Sa stratégie est contraire aux engagements que nous avions pris vis-à-vis de nos partenaires européens. C'est la contradiction de la politique européenne de la France : nous prétendons vouloir un gouvernement économique de la zone euro et nous faisons le contraire de ce qui a été décidé collectivement.

Septik : D'autres pays ont ils déjà tenté une stratégie similaire ces dernières années ? Quel a été le résultat ? A vous lire, le fait d'avoir choisi Nicolas Sarkozy comme président de la République est catastrophique pour notre pays. N'y a-t-il pas quand même à vos yeux un ou deux points un peu plus rassurants à mettre en exergue ?

Henri Sterdyniak : La plupart des pays ont effectivement mis en œuvre des stratégies de réduction de la fiscalité portant sur les plus riches et sur les entreprises. Cela a pu donner le pire, comme en Italie, ou une nette croissance économique, comme en Grande-Bretagne, payé d'un gonflement des inégalités sociales.

Le nouveau gouvernement a la tâche délicate de réussir à impulser l'économie française ; ceci passe par un soutien aux entreprises et aux entrepreneurs. En même temps, il doit protéger la spécificité française : un modèle social marqué par un niveau relativement faible d'inégalités et de pauvreté.

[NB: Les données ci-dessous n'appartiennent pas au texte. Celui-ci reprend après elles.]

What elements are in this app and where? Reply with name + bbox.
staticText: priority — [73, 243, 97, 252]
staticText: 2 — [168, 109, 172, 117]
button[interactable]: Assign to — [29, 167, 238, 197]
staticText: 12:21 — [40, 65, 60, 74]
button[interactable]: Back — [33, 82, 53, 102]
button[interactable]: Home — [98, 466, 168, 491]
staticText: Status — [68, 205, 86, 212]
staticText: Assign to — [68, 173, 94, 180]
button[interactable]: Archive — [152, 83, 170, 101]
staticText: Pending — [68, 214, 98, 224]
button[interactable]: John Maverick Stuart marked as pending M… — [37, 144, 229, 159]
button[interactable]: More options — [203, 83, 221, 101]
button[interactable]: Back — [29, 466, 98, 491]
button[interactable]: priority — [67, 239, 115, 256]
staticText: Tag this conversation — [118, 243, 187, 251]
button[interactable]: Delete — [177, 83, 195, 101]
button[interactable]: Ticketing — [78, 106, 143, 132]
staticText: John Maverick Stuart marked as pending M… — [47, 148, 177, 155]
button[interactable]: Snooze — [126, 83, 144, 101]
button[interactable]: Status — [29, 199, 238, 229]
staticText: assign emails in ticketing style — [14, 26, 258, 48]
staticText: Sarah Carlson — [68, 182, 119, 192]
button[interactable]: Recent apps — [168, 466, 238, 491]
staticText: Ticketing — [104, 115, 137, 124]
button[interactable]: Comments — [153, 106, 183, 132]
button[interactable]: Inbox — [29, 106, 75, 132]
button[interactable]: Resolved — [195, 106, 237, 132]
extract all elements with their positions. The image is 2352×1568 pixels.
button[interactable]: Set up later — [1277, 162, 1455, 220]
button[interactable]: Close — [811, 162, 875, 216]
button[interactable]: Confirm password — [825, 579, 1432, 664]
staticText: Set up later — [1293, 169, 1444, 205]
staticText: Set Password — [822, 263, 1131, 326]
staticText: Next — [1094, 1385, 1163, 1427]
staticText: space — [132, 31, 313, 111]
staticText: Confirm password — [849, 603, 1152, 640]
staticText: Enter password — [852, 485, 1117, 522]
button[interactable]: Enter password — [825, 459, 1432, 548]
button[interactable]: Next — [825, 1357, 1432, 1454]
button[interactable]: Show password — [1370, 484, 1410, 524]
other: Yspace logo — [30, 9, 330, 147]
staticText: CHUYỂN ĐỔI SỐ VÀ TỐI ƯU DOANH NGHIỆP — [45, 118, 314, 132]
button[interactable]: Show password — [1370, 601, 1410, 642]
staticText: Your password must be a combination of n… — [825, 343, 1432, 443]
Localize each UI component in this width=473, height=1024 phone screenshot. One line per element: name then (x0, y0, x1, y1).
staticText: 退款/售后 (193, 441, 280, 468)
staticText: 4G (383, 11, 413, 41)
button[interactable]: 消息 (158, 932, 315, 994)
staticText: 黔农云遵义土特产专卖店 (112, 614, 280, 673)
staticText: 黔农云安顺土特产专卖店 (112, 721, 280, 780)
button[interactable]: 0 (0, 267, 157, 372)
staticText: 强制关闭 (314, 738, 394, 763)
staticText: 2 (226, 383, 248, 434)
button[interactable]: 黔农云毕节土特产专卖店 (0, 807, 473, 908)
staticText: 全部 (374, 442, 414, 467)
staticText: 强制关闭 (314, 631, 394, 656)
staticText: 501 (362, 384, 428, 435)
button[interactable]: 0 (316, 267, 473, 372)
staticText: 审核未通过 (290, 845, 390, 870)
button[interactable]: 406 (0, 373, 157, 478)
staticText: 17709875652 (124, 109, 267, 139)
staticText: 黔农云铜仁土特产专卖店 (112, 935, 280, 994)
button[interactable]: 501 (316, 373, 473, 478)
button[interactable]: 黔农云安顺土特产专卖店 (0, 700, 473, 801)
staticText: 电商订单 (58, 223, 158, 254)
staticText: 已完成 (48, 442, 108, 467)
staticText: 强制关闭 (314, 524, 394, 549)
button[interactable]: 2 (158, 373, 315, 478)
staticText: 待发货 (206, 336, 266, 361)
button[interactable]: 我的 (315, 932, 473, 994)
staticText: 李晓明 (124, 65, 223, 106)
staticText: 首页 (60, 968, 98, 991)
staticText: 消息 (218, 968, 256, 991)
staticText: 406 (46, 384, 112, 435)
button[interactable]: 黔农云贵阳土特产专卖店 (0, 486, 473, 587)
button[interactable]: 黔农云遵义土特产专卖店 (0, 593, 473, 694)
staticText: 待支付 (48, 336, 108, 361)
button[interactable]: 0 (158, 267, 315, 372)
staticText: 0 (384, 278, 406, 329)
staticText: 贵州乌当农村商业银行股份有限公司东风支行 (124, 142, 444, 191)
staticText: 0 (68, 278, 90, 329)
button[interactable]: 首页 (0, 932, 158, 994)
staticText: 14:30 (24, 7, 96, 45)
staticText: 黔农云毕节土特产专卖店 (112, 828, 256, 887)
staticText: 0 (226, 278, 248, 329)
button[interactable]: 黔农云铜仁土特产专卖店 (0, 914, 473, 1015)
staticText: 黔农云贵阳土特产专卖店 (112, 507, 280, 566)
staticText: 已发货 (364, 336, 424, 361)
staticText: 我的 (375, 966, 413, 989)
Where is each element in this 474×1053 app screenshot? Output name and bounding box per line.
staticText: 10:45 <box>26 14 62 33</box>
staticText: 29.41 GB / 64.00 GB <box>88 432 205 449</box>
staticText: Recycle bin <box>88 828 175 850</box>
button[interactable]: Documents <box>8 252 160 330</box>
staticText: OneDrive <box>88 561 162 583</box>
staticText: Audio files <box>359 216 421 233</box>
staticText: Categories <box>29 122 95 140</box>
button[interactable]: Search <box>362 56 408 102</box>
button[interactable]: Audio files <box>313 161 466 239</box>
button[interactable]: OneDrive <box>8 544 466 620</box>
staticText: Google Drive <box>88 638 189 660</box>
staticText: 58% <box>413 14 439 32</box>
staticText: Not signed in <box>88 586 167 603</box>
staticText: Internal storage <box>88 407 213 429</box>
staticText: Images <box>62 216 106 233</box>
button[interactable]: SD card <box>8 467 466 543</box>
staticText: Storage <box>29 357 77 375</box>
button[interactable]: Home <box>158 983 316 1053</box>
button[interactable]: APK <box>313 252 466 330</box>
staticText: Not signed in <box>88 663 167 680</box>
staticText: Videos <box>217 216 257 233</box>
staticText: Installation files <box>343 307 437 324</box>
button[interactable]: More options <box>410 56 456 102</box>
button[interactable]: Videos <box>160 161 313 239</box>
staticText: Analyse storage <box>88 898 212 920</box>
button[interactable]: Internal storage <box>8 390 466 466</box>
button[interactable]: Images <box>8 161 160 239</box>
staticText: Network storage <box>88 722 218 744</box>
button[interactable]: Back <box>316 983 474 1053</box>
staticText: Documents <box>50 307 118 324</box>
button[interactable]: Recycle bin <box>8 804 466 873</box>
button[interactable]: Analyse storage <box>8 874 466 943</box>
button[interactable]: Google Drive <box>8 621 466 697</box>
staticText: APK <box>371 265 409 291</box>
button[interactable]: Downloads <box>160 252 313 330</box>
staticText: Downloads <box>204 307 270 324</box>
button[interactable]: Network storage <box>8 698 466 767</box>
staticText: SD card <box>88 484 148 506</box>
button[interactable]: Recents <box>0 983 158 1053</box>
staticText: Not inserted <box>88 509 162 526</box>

Les points rassurants : le revenu de solidarité active de Martin Hirsh ; les promesses d'augmentation des prestations sociales les plus faibles ; l'idée qu'il faut revaloriser le travail, et donc qu'il faudra bien un jour augmenter les salaires.

Philippe : Finalement, le programme économique de Nicolas Sarkozy aura-t-il un impact sur la croissance et l'emploi ?

Henri Sterdyniak : Un grand nombre d'entrepreneurs pense que c'est la règlementation excessive, le poids des charges ou le droit du travail qui les empêchent de développer leur acrivité. Ils comptent sur Nicolas Sarkozy pour libéraliser l'économie française, en s'attaquant aux règlementations et au droit du travail. La victoire de la droite est apparue pour eux comme une promesse de libération. On peut donc penser que durant les trimestres à venir, certains entrepreneurs soient plus dynamiques pour leurs investissements et pour leurs emplois.

Compte tenu du dynamisme général en Europe, l'économie française pourrait connaître une embellie pendant une année et demi, ensuite, c'est le principe de réalité qui l'emportera. Il faudra que le gouvernement réussisse à mettre en œuvre des mesures qui libèrent l'énergie des entreprises sans nuire au pouvoir d'achat des salariés, sans remettre en cause leurs conditions d'emploi.